What's on the agenda for new I&B minister Anurag Thakur?
Key matters like the BARC rating fiasco, New IT Rules, OTT Regulations and CTN Act, 5G complications await Thakur as he takes over the reins from Prakash Javadekar
There has been a paradigm shift in the media landscape in the year gone by, with a slew of announcements and measures impacting the M&E industry. It has been a busy year for the Ministry of Information and Broadcasting. As Anurag Thakur takes charge of the department he is expected to have his hands full.
Son of former Himachal Pradesh Chief Minister Prem Kumar Dhumal, the 46-year-old Thakur is an MP from Himachal Pradesh's Hamirpur.
Soon after the swearing-in ceremony Thakur took to social media and said, "I am honoured to serve the people of India as a Cabinet Minister and take this opportunity to express my sincere gratitude to Prime Minister Shri Narendra Modi ji for entrusting me with this responsibility".
As the media and entertainment industry awaits to see how Thakur handles several ongoing processes like the proposed Cinematograph (Amendment) Bill 2021, here are the five key matters that the minister will have to address after taking over.
1. Facilitating timely adoption of New IT Rules
The new IT rules were introduced earlier this year and the social media intermediaries were given three months to implement the necessary changes in the system.
Under this, the government asked digital media publishers, publishers of digital news linked to traditional media, and over-the-top (OTT) media service platforms to furnish basic information about themselves and their self-regulatory mechanisms.
This was opposed by the various media associations but the government refused to grant exemption to any. Subsequently, many publications moved to court against the IT rules 2021.
As stakeholders like Press Trust Of India (PTI) and many others, continue to approach courts, challenging the rule, the new minister will be expected to handle the crisis at the earliest.
2. To come up with a solution on suspension of news ratings by BARC
Earlier this year, a committee was set up to review the guidelines of television rating agencies.

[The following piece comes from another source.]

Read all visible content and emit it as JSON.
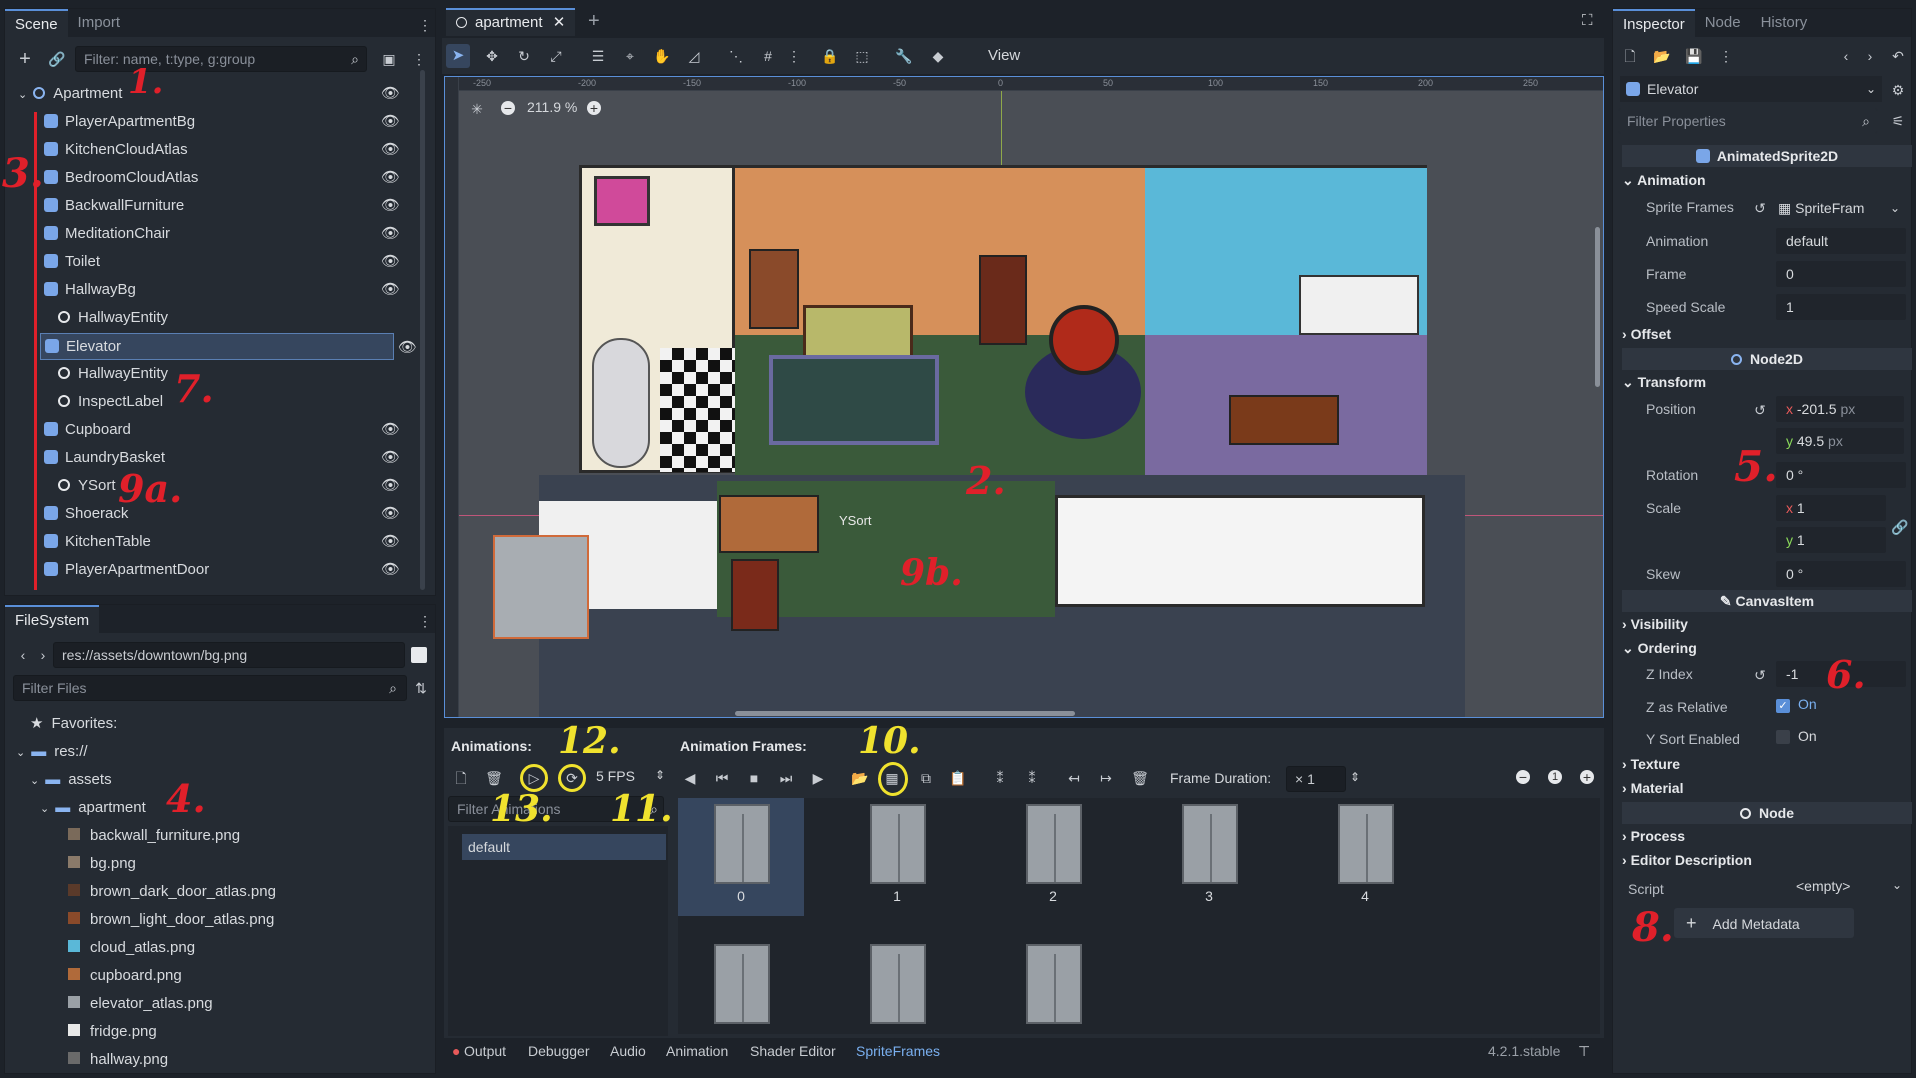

The committee was chaired by Prasar Bharati CEO Shashi Shekhar Vempatti and had three other experts on board.
While the committee submitted its report to the ministry by the end of January 2021, the ministry had written a letter to BARC, asking them to maintain a ‘status quo’ on the ongoing issue of blackout of TV ratings for the news genre.

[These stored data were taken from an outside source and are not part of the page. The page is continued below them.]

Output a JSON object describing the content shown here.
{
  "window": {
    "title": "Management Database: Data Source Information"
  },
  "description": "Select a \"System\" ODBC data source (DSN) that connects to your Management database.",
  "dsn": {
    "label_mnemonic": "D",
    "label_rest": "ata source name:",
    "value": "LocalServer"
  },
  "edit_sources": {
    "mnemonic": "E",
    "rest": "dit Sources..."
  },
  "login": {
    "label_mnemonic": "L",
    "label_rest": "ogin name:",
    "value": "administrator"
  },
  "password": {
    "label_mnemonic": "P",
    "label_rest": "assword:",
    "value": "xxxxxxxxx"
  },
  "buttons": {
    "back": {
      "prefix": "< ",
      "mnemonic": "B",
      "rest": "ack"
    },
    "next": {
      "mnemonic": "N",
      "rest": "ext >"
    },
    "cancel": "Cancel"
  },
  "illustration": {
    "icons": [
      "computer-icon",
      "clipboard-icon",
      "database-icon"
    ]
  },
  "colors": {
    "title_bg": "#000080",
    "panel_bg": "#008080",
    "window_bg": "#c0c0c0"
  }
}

The news broadcasting fraternity is eagerly waiting for the ministry to come up with its observations based on the review submitted by the committee so that BARC can go ahead and make a decision to either release TV news viewership data or extend the blackout period.
3. Bring more clarity around amendments introduced to the Cable Television Network (Regulation) Act
A fortnight ago, the central government prescribed a three-tier grievance redressal mechanism for TV broadcasters by amending the Cable Television Networks (CTN) Rules in order to bring them at par with the over the top (OTT) and digital news platforms.
Like the IT rules, the amended CTN rules allow broadcasters to form more than one self-regulatory body (SRB). While some believe that the move will guarantee uniformity between TV and OTT and will give more authority to the SRBs, others are unsure whether the level of content self-regulation that may be achieved through these rules is constitutionally valid or not.
The new minister will be expected to take up the issue at the earliest and address all the questions raised by stakeholders on the same. The ministry is also expected to furnish more details and clarity on the criteria that SRBs need to adhere to in order to be recognized.
4. Ensuring 5G services don’t disrupt satellite television services
While broadcasters are not against 5G services, their only apprehension around the same is about the potential disruption in satellite television services.
Mostly all C-Band satellites use the band of frequencies between 3.7 GHz and 4.2 GHz for their downlinks. Since most television channels operate between 3.7 GHz and 4.9 GHz, broadcasters fear interruption in signals as spectrum in the range of 3.00 GHz to 3.6 GHz has been identified for 5G usages in the country.
Broadcasters have expressed concerns around this possible clash of bands and expect the government to secure their bands and ensure that there is no clash with 5G bands.
5. Facilitating OTT Self-regulatory model without government intervention
The New IT Rules apart, MIB has always insisted on maintaining a clear mandate for the OTT industry and self-regulation. The ministry has consistently maintained its stand on not introducing a statutory body but helping the players set up a self-regulation process.
Last year, MIB had also asked OTT players to set up an adjudicatory body and finalize a code of conduct. The new MIB ministry will be expected to take up the issue and help players adopt self-regulation on mutually agreeable terms.